If you get to the interview stage and are then successful, you are likely to be offered some training in market research. Make the most of this opportunity and give the best possible performance you can, but don’t worry too much if you feel you’ve made ‘mistakes’. The purpose of the training is to prepare you as effectively as possible and this will be easiest if you are honest about any aspects you find tricky, as further training can then target these issues.
Given that you are working as a freelancer, you will need to register with HMRC as self-employed
. They will be able to give you all the necessary help to ensure that as and when you reach the required level of income you will be paying the appropriate level of tax and National Insurance.
What Could I Earn As A Market Researcher?
Once you are ready to start work as a market researcher, you will probably be keen to know what you will be earning. Unfortunately, the amount you get paid will vary so much depending on your employer and the type of assignment that is almost impossible to attach a figure to it. You can expect to earn a few pounds for completing surveys, though in reality this may be delivered in the form of points which can only be translated into cash once you’ve earned a certain amount (usually a minimum of £10, payable in increments of £10 only). For some assignments you might get paid in vouchers for large high street chains or department stores or for online retailers such as Amazon.
Having said all that, each particular assignment might only take you a short time (half an hour perhaps, or even less) so you have the option of completing quite a few assignments in order to boost the level of your income. Obviously you will have to adhere to each assignment’s time constraints, so make sure you don’t start too many jobs that will all need to be completed at the same time - consecutive rather than concurrent assignments are probably more practical for most people.
Bear in mind that the nature of this type of work is sporadic, so just because you’ve had a bumper week and completed a few surveys each day, plus a mystery shopping test and some data entry work, it doesn’t necessarily mean that you’ll be doing the same the following week.

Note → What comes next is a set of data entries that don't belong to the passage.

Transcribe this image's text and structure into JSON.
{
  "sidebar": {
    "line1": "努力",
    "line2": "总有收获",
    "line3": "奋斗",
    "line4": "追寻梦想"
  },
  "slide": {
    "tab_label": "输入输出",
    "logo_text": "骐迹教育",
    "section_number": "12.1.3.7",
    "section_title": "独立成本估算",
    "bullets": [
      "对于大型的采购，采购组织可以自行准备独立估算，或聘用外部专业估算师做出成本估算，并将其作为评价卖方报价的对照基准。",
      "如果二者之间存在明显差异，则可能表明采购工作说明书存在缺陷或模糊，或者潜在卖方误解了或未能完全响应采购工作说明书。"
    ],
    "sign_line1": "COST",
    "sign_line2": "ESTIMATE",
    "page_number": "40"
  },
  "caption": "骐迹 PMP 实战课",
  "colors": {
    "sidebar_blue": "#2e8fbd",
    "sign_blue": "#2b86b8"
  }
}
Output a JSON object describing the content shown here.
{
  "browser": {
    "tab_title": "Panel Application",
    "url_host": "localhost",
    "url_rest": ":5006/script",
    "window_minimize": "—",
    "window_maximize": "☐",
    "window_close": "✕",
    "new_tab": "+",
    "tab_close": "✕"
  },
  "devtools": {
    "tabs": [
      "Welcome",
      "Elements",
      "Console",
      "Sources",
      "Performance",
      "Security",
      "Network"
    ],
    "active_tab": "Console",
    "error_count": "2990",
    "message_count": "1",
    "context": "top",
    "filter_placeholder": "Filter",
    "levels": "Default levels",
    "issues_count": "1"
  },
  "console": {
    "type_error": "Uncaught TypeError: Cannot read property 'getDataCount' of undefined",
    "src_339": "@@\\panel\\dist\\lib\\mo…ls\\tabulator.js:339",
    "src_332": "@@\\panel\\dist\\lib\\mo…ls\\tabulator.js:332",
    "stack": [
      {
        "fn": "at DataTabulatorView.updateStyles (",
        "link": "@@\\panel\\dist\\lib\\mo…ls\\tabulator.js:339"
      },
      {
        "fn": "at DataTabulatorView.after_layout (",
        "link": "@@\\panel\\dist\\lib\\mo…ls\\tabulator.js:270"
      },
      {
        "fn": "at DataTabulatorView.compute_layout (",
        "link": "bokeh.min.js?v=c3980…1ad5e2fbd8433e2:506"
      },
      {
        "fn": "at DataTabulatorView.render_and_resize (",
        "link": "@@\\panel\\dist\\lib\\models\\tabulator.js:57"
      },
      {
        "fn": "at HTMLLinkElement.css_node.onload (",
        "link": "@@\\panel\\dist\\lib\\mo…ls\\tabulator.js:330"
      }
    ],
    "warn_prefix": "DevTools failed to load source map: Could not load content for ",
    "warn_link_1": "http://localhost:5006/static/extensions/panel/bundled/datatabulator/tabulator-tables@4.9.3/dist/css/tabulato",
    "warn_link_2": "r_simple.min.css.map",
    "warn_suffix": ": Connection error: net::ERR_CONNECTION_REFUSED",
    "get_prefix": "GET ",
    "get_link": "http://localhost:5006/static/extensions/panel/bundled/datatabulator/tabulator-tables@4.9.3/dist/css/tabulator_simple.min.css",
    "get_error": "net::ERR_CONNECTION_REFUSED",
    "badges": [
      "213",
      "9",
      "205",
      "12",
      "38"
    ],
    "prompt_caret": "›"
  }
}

As referred to earlier in the article, there are times when you might get free products or access to free services through your work as a market researcher, so you might want to include those in your ‘earnings’.

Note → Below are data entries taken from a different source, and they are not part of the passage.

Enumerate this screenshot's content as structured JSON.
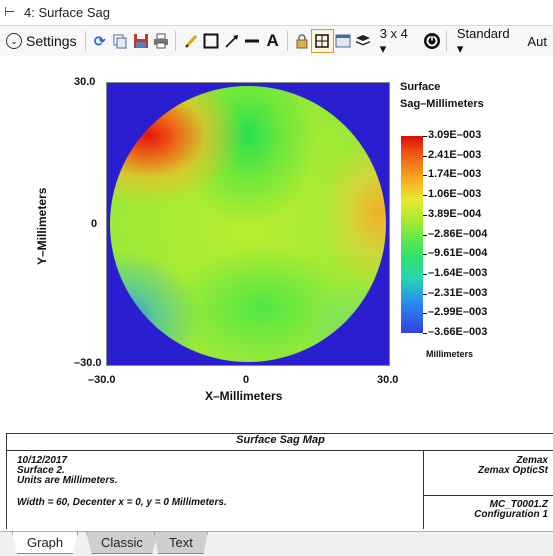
{
  "window": {
    "title": "4: Surface Sag",
    "pin_glyph": "⊢"
  },
  "toolbar": {
    "settings_label": "Settings",
    "layout_label": "3 x 4 ▾",
    "standard_label": "Standard ▾",
    "auto_label": "Aut"
  },
  "plot": {
    "legend_title_line1": "Surface",
    "legend_title_line2": "Sag–Millimeters",
    "xlabel": "X–Millimeters",
    "ylabel": "Y–Millimeters",
    "x_ticks": [
      "–30.0",
      "0",
      "30.0"
    ],
    "y_ticks": [
      "30.0",
      "0",
      "–30.0"
    ],
    "colorbar_labels": [
      "3.09E–003",
      "2.41E–003",
      "1.74E–003",
      "1.06E–003",
      "3.89E–004",
      "–2.86E–004",
      "–9.61E–004",
      "–1.64E–003",
      "–2.31E–003",
      "–2.99E–003",
      "–3.66E–003"
    ],
    "colorbar_units": "Millimeters"
  },
  "chart_data": {
    "type": "heatmap",
    "title": "Surface Sag Map",
    "xlabel": "X–Millimeters",
    "ylabel": "Y–Millimeters",
    "xlim": [
      -30.0,
      30.0
    ],
    "ylim": [
      -30.0,
      30.0
    ],
    "colorbar_title": "Surface Sag–Millimeters",
    "colorbar_range": [
      -0.00366,
      0.00309
    ],
    "colorbar_ticks": [
      0.00309,
      0.00241,
      0.00174,
      0.00106,
      0.000389,
      -0.000286,
      -0.000961,
      -0.00164,
      -0.00231,
      -0.00299,
      -0.00366
    ],
    "units": "Millimeters"
  },
  "info": {
    "caption": "Surface Sag Map",
    "date": "10/12/2017",
    "surface": "Surface 2.",
    "units_line": "Units are Millimeters.",
    "width_line": "Width = 60, Decenter x = 0, y = 0 Millimeters.",
    "company": "Zemax",
    "product": "Zemax OpticSt",
    "file": "MC_T0001.Z",
    "config": "Configuration 1"
  },
  "tabs": [
    {
      "label": "Graph",
      "active": true
    },
    {
      "label": "Classic",
      "active": false
    },
    {
      "label": "Text",
      "active": false
    }
  ],
  "colors": {
    "background_field": "#2b1ed0",
    "accent": "#d49a2a"
  }
}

Are There Any Typical Scams I Should Look Out For When Searching For Market Research Jobs?
As with any industry, there will be market research companies that run scams as well. Any organisation that doesn’t make it clear how to communicate with them is probably suspect, and any company that asks you to part with money for registering with them is unlikely to be trustworthy. If you are joining prospective companies or recruitment agencies, don’t give away any personal information (other than your name and contact details, obviously) until you are sure that they are legitimate. If you’re in any doubt about whether a market research company is being honest and open with you, contact the Market Research Society
via their website or via their confidential advisory service, The MRS Codeline Advisory Service, on +44 (0) 20 7490 4911.
None of the above warnings should put you off a career in market research if you feel it’s right for you and your lifestyle, but being cautious is advisable until you know and trust a company. Once you have found the right job for you, you can get stuck into your new career!